After days of not being able to respond to would-be racers in the wake of the cancellation of the Two Town Half Marathon and 5k, Surf City is speaking up. 

Organizers decided to cancel the event after the town entered a state of emergency Oct. 4, for both the safety of participants as well as to prepare for Hurricane Matthew as it approached.

While most racers registered were not upset about the cancellation — understanding weather is uncontrollable — a large number took to social media to voice their opinions about the town’s efforts to communicate after the announcement and the lack of a refund or entrance into a comparable race. 

Racers were informed that the event was not going to be rescheduled and were given the option to transfer to the town’s Nov. 5 5k Glow Run.

While some were OK with the race transfer, others said a half marathon and 5k are not equivalent and the new race was not an option for them due to scheduling issues.

Town Manager Larry Bergman said their staff, after announcing the cancellation, went into storm-preparation mode and was not intentionally ignoring racers.

“I think we’ve gone pretty far to try and make people feel better about the cancellation,” Bergman said. “Given normal circumstances we’d have gotten to them a lot quicker but the state of emergency shifted our focus.”

Earlier this week, the town issued a packet of information to racers explaining multiple refund options, as well as a new waiver to the Glow 5k all racers were being offered as an option.

All racers were offered three refund options: transfer to the Nov. 5 race free of charge; or pick up their race T-shirt, medal and swag bag; or have their T-shirt, medal and swag mailed to them.
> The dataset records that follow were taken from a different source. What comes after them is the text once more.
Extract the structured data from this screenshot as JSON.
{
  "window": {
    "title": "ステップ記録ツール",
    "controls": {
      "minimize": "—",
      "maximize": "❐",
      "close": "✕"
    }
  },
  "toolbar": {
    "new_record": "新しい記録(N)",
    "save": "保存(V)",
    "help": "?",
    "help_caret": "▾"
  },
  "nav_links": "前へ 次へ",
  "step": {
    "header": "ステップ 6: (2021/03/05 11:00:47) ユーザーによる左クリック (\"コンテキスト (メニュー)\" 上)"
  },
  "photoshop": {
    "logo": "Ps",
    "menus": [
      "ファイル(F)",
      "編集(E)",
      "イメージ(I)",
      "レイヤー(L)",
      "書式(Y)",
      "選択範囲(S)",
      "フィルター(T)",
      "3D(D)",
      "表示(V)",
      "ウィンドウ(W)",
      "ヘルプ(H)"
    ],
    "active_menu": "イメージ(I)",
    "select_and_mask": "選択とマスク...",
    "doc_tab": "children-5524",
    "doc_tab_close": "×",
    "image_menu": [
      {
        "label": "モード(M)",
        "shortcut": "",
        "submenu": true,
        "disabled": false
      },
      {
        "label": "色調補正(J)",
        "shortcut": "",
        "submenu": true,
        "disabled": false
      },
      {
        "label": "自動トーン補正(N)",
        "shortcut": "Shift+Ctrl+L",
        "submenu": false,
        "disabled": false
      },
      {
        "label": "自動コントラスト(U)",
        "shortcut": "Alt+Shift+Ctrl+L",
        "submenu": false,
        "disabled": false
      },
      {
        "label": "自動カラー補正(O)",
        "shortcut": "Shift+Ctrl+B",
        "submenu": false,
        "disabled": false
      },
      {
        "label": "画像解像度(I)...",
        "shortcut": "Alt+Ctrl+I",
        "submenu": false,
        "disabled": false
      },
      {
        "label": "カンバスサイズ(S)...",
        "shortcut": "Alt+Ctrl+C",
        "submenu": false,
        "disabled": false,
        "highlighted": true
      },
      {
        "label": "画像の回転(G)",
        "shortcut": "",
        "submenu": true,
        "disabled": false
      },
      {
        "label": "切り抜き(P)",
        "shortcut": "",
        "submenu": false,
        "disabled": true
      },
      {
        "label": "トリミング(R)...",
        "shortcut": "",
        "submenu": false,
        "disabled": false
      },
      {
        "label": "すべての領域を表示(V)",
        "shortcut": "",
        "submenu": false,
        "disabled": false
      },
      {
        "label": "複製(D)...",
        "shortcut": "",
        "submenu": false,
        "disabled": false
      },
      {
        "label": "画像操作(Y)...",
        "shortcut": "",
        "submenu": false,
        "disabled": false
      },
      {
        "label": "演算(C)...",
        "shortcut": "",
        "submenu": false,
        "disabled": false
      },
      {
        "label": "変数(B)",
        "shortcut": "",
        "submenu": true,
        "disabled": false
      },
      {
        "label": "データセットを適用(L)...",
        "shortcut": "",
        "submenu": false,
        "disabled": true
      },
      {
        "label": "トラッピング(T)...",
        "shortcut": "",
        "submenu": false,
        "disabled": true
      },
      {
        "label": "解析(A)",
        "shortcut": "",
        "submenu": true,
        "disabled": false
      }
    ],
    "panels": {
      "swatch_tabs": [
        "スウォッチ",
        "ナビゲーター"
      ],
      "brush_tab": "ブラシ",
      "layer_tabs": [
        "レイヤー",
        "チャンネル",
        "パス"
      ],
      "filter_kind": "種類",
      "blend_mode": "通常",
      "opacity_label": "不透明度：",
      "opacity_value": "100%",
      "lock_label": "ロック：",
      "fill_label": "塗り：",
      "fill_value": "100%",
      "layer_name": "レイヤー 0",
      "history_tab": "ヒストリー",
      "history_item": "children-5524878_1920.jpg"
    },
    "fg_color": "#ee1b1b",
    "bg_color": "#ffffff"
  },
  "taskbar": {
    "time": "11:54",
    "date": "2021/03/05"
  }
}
Half marathoners were offered a fourth option of receiving 50 percent of their fees back.

The new packet didn’t answer Matthew Beere’s No. 1 burning question: Why not a full refund?

“I traveled at least three hours and running in their 5k in November after driving another three hours wasn’t going to be beneficial to me,” he said.

A full refund wasn’t an option because some of the funds for expenses, like T-shirts and medals, had already been spent in preparation for the event, Bergman said.

The event was to benefit the Pretty in Pink Foundation, which provides financial assistance to uninsured and underinsured breast cancer patients in North Carolina. Bergman explained that a majority of the funds brought in prior to the event, including registration fees, were going directly to the nonprofit, and couldn’t be given back to racers.

“We laid out a lot of options (for refunds),” Bergman said.  “It was such a late cancellation, not what we expected obviously, tied with the fact that it was a charity fundraiser. We get that people spent a lot of time preparing. A lot of the funds had already spent. Shirts being one of the pretty big expenses.”

For Beere, getting a t-shirt and medal for a race he didn’t run didn’t cut it, a sentiment several racers agreed with.

“I have no desire to wear a T-shirt or medal I didn’t earn,” he said. “The way (Surf City) handled it was poor. I was excited for the smaller town race and it was in an area I’d never been before. It was just not a very good experience.”

While Bergman understood frustrations, cancelling the race was out of the town’s control.

An Army of staff and volunteers had put a lot of effort into the planning and coordinating the event, as well as the sponsors and donors that were helping to make the event lucraive for Pretty in Pink, making it difficult to cancel the event. 

“Overall this is an event that we were excited about and didn’t want to cancel it,” Bergman said. “In this case when we cancelled, our focus is on how can we try to improve things and show those that have raised concerns and aren’t happy, we hear them and we’ve done something in response.”

Some racers didn’t appreciate that the waiver wording was also changed to say no refund would be given for any reason. Bergman explained that the waiver was changed by staff as a way to clarify the document for future races.

“We were not trying to switch anything out, we just realized there were things that were not as clear for everyone, so we asked, ‘What can we do to clarify it?’” he said.

Bergman added that not all feedback has been negative, that some racers have decided to run the race on their own time; including one participant who had his mother drive him to Surf City to run the race anyway.

“These are the things we want to do to make the best of the situation,” he said. “At this point that is what the town can, and should do. We got some positive feedback, and we appreciate all participants understanding, even if they aren’t happy about it.”